They left that afternoon. Not because they had a plan of action but because they could not stay. Collie would not leave Crystal. Storey had to tear her fists from the dog’s dark fur. Her screams pierced the morning. Between screams and sobs she insisted that the dog would wake and they could not tell her no.
In the end, Storey carried her back down the hill, over his shoulder, rolled tightly in a blanket Jess had fetched from her house. Again like a crazed cat that clawed. That such a small being could wail with such volume. They could not shush her, but what did it matter, with the old man shouting and shooting, the blare of his engine as he fled? The woods, the empty houses absorbed it all without comment.
The decision to leave was made as she napped, finally, in the old man’s daybed, a pillowed platform under his one big window. He hadn’t seemed like a daybed kind of coot, but maybe it had been his wife’s. Maybe the old man slept there in her scent, curled like a hound.

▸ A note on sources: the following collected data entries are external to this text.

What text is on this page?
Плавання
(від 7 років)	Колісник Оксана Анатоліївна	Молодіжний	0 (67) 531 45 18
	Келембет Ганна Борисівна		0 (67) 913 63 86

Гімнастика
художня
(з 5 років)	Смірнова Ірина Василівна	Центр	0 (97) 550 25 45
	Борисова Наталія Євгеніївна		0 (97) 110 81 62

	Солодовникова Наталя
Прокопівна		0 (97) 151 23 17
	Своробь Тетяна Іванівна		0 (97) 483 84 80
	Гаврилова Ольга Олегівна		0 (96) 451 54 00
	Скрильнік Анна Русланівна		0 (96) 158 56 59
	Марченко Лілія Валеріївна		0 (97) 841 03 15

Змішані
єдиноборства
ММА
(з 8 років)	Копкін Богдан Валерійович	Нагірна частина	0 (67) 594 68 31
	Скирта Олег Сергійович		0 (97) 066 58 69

They ate the cold soup in the bowls and heated more. They woke her to eat, and when she was done she insisted on wearing the lion suit. Storey helped her put it on over her fleece, and then she fell back to sleep. Good. Jess made a pot of coffee. The cream in the fridge had soured after days of no electricity, but Jess found a can of sweetened condensed milk and they stirred it in gratefully. They each drank two cups, and packed the rest of the Folgers in the wagon.
Storey said, “East is where the cities are, the coast. The biggest roads. The money. So I’m thinking it’s unionists probably. East and south. By all rights, that’s where we should go.”
“ ‘By all rights.’ So you don’t think we should go there. You think we should go west.”
“Yes.”
“Why? We could take the boat south. A couple of hours to the end of the lake, and then get on a new highway.”
“Too exposed,” Storey said.
“We could go tonight. Hug the shore. Go back past Randall, Green Hill. Cut across to a new road.”
Storey set his cup down so it wouldn’t tremble. “The lake has been nothing but…” Jess could tell he was seeing some filmstrip of memory.
“Hell,” Jess said.
“Right.”
Jess said, “You’ve gotta think there are sane people on the coast that can help us. And maybe the highway west from Bangor is clear.”
“We don’t know what’s happening over there. Could be total civil war.”
“So—what? Could be anywhere. Everywhere.”
“So we stay out of sight. Go west little by little. Move the way we’ve been moving. On the road and off it. The New Hampshire border’s all woods. No way they can secure the whole thing. Whoever’s fighting probably has no interest in what’s west of here anyway. It’s mostly empty.”
“What about Collie?”
“What about her?”
“She’s not exactly discreet.”
“We’ll play the quiet game,” Storey said.
“How does that work?”
“If she’s super-quiet the bad men won’t come.”
They left just after three, Storey carrying the girl, Jess pulling the wagon. They went straight across the fields, up the good road. Nobody shot at them now. By five they were in Randall, where the ashes no longer smoldered, and they met the paved two-lane highway and followed it as it curved west.